X e a maioria dos outros sites populares no resto do mundo estão bloqueados na China. Para obter acesso a eles, alguns chineses usam software como redes privadas virtuais para escalar o que é chamado de Grande Firewall. Eles então compartilham capturas de tela e baixam arquivos PDF, áudio e vídeo para pessoas que não têm acesso.

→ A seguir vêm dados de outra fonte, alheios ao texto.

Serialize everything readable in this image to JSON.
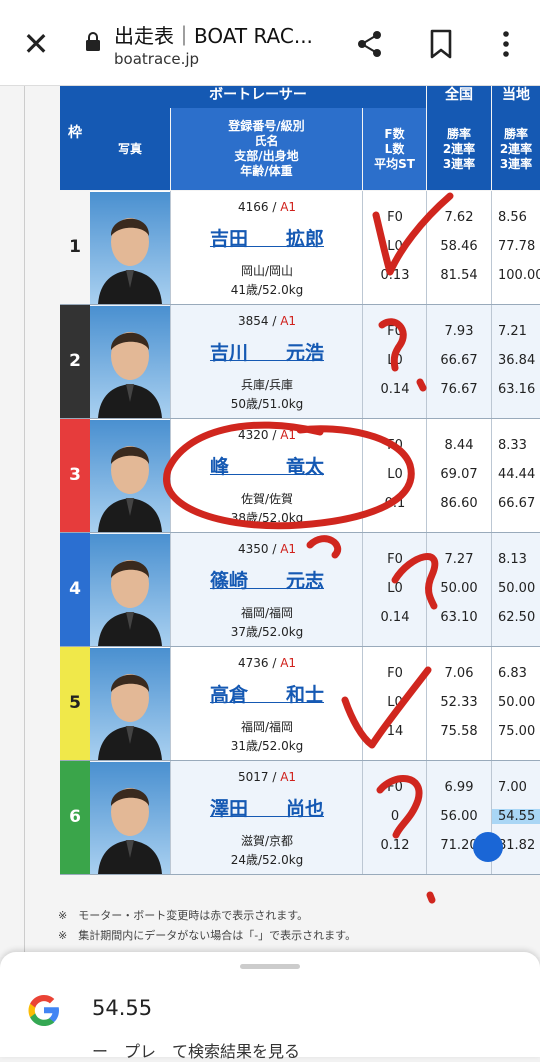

“As pessoas me dizem o tempo todo: ‘Obrigado por me informar que tanta coisa está acontecendo na China’”, disse Li. Ele passa pelo menos cinco a seis horas por dia no X. Ele raramente sai de seu apartamento em Milão e raramente tira um dia de folga. Ele cozinha a maior parte de suas refeições. Nos dias de maior movimento de notícias, ele pede McDonald’s.

Ele persistiu, disse ele, principalmente por amor à sua terra natal e ao seu povo. “Não estou surpreso com nada do que acontece na China”, acrescentou. “Eu entendo por que as pessoas agem dessa maneira.”

Em sua caixa de entrada no X, as pessoas na China enviam muitas mensagens para ele todos os dias. No ano passado, a maioria delas eram reclamações de que estavam confinados ou em quarentena e não tinham comida, água ou aquecimento. Este ano, disse ele, a maioria das mensagens foi sobre protestos de todos os tipos.

Desde as manifestações do ano passado, os chineses segurado aquelas folhas de papel quando protestavam contra questões económicas como pensões insuficientes, aquecimento doméstico inadequado e atrasos na entrega dos apartamentos pelos quais tinham pago.

“A maior mudança é que depois do movimento do Livro Branco, os chineses começaram a perceber que temos o direito de lutar por aquilo que queremos”, disse Li. “Acho que esta é uma grande mudança.”

“O mesmo vale para o controle da fala”, disse ele. Ele acredita que surgiram “rachaduras” no Grande Firewall.

Um sinal disso, disse ele, é que o número de seguidores no X dobrou para 1,4 milhão em relação ao ano anterior. Isso pode significar que mais chineses estão usando VPNs ou que mais pessoas se preocupam com o que está acontecendo no país.

Mesmo durante os protestos do ano passado, disse ele, não houve muitos comentários excessivamente divergentes online. Mas um ano depois, quando um antigo primeiro-ministro morreu, disse ele, as pessoas na Internet chinesa estavam a amaldiçoar Xi, usando eufemismos para tentar escapar aos censores.

“Parece que o estado mental das pessoas, ou o estado emocional geral, sofreu uma mudança significativa”, disse ele.

Um grande número de seguidores em X trouxe pouca renda ao Sr. Li. Sua conta teve mais de 300 milhões de visualizações de 15 de outubro a 1º de novembro, disse ele, rendendo-lhe US$ 280. Para ganhar a vida, ele começou um Canal do Youtube em julho, postando vídeos comentando a atualidade chinesa. A receita proveniente de anúncios e doações rende a ele pouco mais de US$ 3 mil por mês, em média, o suficiente para alimentar a si mesmo e a seus dois gatos, disse ele.

Ele pode ser visto como um herói para algumas pessoas na China, mas na vida real, brincou, ele é um perdedor. Ele acredita que a polícia chinesa gostaria de levá-lo de volta ao país.

Ele está se preparando psicologicamente para a possibilidade de ser assassinado. “A qualquer momento, bum, algumas pessoas invadem”, e ele se tornaria uma pessoa que “pulou do prédio” ou “sofreu de depressão grave e cometeu suicídio”, disse ele.

“Sou uma pessoa sem futuro”, ele me disse repetidamente.

Ele espera chegar o momento em que poderá pegar seus pincéis e continuar pintando, algo que não teve tempo de fazer por causa de seu ativismo nas redes sociais. Ele encorajou mais pessoas a iniciar contas de notícias. Um pouco estão surgindo, mas são muito menos influentes.

“Não posso dizer se a China pode tornar-se uma nação democrática ou uma sociedade mais liberal e mais aberta”, disse ele. “Para cada cidadão chinês, a questão que devemos colocar a nós próprios é se desejamos tal sociedade e com que estamos dispostos a contribuir para isso.”

“Acho que esta é uma pergunta para todos”, disse ele.